Volker Seitz / 25.03.2025 / 10:00 / Foto: Montage achgut.com / 22 / Seite ausdrucken

Eine afrikanische Stimme zum Rückzug von USAID

Die frühere Botschafterin der Afrikanischen Union in den Vereinigten Staaten, Arikana Chihombori-Quao, sagt über USAID: "Das sind Wölfe im Schafspelz". Und mit dieser Meinung ist sie in Afrika nicht allein. Da sollte man auch in Deutschland gut hinhören.

In allen deutschen Medien wird geklagt, dass der Wegfall der US-Hilfen bedeute, dass die Menschen in Afrika weniger Chancen zum Beispiel in der Bildung und im Gesundheitswesen haben. Natürlich will jede Bundesregierung – trotz sehr knapper Haushaltsmittel – unbedingt die Lücke schließen.

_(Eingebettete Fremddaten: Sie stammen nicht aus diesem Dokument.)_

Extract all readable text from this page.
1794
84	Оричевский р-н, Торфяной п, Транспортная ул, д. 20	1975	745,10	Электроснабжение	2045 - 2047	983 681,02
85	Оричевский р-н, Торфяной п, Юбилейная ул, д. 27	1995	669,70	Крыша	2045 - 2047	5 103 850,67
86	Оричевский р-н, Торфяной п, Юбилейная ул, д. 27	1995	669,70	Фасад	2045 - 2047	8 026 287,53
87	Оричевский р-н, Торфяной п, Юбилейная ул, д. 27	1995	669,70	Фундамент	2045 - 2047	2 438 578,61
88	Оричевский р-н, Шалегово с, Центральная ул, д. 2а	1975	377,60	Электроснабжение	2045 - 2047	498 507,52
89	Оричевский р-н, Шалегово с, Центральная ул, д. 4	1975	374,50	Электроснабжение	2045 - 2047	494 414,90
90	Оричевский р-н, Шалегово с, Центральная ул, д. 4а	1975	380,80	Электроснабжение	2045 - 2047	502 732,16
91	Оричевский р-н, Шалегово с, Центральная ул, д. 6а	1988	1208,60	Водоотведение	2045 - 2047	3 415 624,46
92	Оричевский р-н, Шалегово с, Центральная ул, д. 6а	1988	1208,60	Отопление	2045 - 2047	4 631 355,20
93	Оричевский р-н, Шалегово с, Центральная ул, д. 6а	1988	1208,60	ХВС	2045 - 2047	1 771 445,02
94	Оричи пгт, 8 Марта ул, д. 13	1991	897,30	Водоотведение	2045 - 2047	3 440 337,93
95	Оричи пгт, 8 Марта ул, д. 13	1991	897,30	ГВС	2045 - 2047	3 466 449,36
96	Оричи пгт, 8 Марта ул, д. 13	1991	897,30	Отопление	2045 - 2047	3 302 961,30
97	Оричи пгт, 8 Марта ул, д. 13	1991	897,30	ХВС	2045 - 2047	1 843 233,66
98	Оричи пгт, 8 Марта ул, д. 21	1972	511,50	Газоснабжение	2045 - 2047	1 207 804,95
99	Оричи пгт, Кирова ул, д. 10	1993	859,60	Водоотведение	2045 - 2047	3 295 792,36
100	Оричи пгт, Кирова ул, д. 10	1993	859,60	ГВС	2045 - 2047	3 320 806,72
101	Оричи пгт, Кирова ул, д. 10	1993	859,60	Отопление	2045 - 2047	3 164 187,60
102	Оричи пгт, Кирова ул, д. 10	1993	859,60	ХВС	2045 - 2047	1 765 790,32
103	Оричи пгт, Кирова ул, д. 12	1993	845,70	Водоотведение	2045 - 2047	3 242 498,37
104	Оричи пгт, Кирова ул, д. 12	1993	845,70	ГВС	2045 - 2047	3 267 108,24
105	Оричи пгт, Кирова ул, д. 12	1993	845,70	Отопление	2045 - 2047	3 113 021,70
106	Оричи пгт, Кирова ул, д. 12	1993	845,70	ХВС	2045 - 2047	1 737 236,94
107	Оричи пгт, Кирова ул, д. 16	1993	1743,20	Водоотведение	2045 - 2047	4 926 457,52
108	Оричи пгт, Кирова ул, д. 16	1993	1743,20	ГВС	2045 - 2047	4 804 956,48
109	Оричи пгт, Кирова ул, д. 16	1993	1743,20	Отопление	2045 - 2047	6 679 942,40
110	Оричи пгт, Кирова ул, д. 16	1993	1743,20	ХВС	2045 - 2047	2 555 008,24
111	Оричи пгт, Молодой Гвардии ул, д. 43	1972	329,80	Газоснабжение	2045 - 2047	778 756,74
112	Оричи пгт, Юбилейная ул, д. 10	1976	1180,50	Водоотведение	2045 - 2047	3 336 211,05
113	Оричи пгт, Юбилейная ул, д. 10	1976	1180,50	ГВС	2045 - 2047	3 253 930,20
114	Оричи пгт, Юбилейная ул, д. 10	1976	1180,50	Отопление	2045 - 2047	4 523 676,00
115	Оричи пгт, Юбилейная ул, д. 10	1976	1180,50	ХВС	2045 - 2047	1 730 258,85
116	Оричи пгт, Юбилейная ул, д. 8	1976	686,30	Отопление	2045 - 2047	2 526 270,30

Ganz ohne Weltgewissen geht es offenbar in Deutschland nicht. Immerhin wurde in den vergangenen Wochen endlich wieder verstärkt über Entwicklungshilfe diskutiert.

Ich empfehle (insbesondere jedem Journalisten), sich zu dem Thema die frühere Botschafterin der Afrikanischen Union in den Vereinigten Staaten, Arikana Chihombori-Quao, anzuhören: Sie sagt unter anderem (In der Sendung "The Bottom line") von Al Jazeera/english:

„Wir müssen den wahren Grund verstehen, warum USAID in Afrika ist, und nicht nur USAID, sondern auch andere Nichtregierungsorganisationen. Sie kommen und behaupten, dass sie Basisinitiativen einführen, die den Menschen helfen werden, und nutzen dies als Mittel, um in die entlegensten Teile Afrikas zu gelangen. Auf dem Papier sieht das alles sehr gut aus, aber in Wirklichkeit sind es Wölfe im Schafspelz.“

„Der amerikanische Steuerzahler muss wissen, daß Milliarden von Dollar an USAID fließen. Ein Bruchteil davon kommt bei den Menschen an.“ 

“Sie nutzen diesen offenen Zugang, der nach humanitärer Hilfe klingt, um ständig Regierungen zu destabilisieren. Ich kann Ihnen sagen, dass die Mehrheit der afrikanischen Führer, und nicht nur die afrikanischen Führer, sondern die Führer der Entwicklungsländer, den Rückzug von USAID feiern. Wenn Sie einmal darüber nachdenken, was ihr einziger Zweck ist, z. B. die Lücken im Gesundheits- und Bildungswesen zu schließen, wo ist dann die Veränderung? Zeigen Sie mir ein Land, in dem USAID war und sich die Bildung verbessert hat. Zeigen Sie mir ein Land, in dem USAID war und sich die Gesundheitsversorgung verbessert hat?“

(Original “We need to understand the real reason why USAID is in Africa, and not just USAID, but other NGOs They are coming in claiming that they're introducing grassroots initiatives that are going to help the people, and so they use that as a way to go into the most remote parts of Africa. When you look at it on paper, it all looks really good, but they're actually wolf in sheep's clothing.”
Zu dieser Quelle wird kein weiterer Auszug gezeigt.